PagerDuty + Runbooks

Pros: Integrated with incidents, easy to link alerts Cons: Runbooks limited to PagerDuty platform Best for: PagerDuty users

Recommendation

Start: GitHub Wiki or Notion (easy, free, good enough) Scale: Confluence (better for large organizations) Link: From PagerDuty alerts and incidents (so engineers find them)


Sample Runbook Library

Your organization should have runbooks for:

Tier 1 (Critical - first 3 months):

  • [ ] Database down
  • [ ] Payment service down
  • [ ] API Gateway down
  • [ ] Auth service down
  • [ ] Cache service down

Tier 2 (High Priority - months 3-6):

  • [ ] High database CPU
  • [ ] High memory usage
  • [ ] Connection pool exhausted
  • [ ] Disk full
  • [ ] Network connectivity issues

Tier 3 (Medium Priority - months 6+):

  • [ ] Slow database queries
  • [ ] High error rates
  • [ ] Long deployment times
  • [ ] Certificate expiration
  • [ ] Dependency timeout

Total: 15-20 runbooks for a typical SaaS company


Runbook ROI

If you implement runbooks properly:

Cost:

  • Time to write 10 runbooks: 40-60 hours = $3,200-$4,800
  • Time to maintain (2 hours/month): $200/month = $2,400/year

Benefit:

  • 50 incidents per month
  • 30 minutes saved per incident (with good runbook)
  • 1,500 minutes/month = 25 hours/month
  • 300 hours/year = $24,000/year (at $80/hour)

ROI:

  • Year 1: ($24,000 - $4,800 - $2,400) / $4,800 = 350% ROI
  • Year 2+: $24,000 / $2,400 = 10x ROI

Result: For every $1 spent on runbooks, you save $10


Conclusion: Good Runbooks = Faster Incident Response

Good runbooks reduce MTTR by 20-40% and make engineers' lives easier. Bad runbooks waste time and confuse engineers.
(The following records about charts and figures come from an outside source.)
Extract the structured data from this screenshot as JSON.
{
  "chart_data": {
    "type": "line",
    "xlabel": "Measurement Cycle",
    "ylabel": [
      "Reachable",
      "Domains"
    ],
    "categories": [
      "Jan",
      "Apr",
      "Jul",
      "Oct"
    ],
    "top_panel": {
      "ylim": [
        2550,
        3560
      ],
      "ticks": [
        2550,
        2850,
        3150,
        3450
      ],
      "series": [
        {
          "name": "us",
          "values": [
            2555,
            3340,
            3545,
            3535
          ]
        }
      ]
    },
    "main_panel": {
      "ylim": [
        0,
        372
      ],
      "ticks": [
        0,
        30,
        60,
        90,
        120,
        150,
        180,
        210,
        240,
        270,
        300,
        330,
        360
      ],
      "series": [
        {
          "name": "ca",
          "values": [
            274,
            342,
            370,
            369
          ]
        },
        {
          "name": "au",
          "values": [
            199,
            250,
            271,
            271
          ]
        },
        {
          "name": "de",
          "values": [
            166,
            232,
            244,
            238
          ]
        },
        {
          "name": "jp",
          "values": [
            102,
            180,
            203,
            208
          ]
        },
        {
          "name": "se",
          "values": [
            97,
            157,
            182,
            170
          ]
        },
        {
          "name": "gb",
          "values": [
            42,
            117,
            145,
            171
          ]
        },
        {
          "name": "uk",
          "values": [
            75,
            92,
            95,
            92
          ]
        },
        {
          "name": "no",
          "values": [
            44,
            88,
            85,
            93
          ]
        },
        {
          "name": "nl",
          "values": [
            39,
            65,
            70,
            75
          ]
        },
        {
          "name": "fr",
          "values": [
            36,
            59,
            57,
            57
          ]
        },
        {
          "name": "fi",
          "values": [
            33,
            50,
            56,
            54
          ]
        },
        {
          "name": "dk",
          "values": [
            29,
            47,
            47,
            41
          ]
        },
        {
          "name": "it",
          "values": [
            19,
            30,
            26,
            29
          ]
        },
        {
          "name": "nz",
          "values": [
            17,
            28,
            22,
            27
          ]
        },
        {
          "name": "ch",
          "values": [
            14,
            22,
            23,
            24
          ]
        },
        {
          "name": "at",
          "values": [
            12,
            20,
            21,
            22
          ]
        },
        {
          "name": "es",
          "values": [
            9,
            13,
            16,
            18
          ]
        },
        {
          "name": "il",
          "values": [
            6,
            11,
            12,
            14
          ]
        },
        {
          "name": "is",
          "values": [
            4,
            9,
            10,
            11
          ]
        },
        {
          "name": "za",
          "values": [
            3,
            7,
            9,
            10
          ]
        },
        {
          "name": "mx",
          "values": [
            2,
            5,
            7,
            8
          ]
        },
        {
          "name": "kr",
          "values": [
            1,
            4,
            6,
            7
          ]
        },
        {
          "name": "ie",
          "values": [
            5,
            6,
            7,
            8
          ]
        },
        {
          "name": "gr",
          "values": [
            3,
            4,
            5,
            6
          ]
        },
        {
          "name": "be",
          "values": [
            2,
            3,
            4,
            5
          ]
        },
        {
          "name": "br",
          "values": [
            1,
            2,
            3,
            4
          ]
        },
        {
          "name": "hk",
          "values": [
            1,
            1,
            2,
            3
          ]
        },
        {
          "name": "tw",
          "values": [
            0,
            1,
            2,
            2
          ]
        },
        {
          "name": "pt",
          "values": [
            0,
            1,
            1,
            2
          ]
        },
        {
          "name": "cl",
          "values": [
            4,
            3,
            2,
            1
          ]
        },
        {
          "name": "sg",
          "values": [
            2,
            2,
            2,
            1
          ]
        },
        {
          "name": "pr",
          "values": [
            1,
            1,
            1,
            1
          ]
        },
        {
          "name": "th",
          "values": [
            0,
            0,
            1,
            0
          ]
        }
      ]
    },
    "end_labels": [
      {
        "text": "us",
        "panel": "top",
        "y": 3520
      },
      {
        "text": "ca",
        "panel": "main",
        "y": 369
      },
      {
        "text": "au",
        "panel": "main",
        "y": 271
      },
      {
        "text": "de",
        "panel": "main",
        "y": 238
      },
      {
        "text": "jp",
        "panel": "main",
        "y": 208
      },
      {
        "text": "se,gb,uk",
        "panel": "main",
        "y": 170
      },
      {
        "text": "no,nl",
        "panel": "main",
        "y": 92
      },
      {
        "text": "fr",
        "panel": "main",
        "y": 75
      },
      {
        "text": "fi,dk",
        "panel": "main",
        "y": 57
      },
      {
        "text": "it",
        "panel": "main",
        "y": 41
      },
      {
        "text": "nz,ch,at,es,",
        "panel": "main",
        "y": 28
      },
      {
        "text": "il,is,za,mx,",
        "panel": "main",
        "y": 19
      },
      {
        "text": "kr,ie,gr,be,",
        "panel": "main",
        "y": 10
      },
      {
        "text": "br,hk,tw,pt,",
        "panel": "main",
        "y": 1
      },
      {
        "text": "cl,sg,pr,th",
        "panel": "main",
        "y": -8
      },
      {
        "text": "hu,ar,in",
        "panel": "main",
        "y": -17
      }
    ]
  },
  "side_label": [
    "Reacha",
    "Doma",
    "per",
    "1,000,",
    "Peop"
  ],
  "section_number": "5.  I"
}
Start with the critical 5 runbooks, test them, improve based on feedback, then add more.

Your team will thank you when they can resolve incidents 30% faster.

Start this week:

  1. Pick your most common incident type
  2. Write a 2-page runbook using the template above
  3. Test it with your team
  4. Publish it in your runbook location
  5. Link it from your alert/on-call tool
  6. Get feedback after next incident using this runbook
  7. Update based on feedback

In 3 months, you'll have 5-10 tested, proven runbooks. In 6 months, you'll have a complete library that your team actually uses.

Your MTTR will drop 30-40%. Your on-call morale will improve. Your team will sleep better.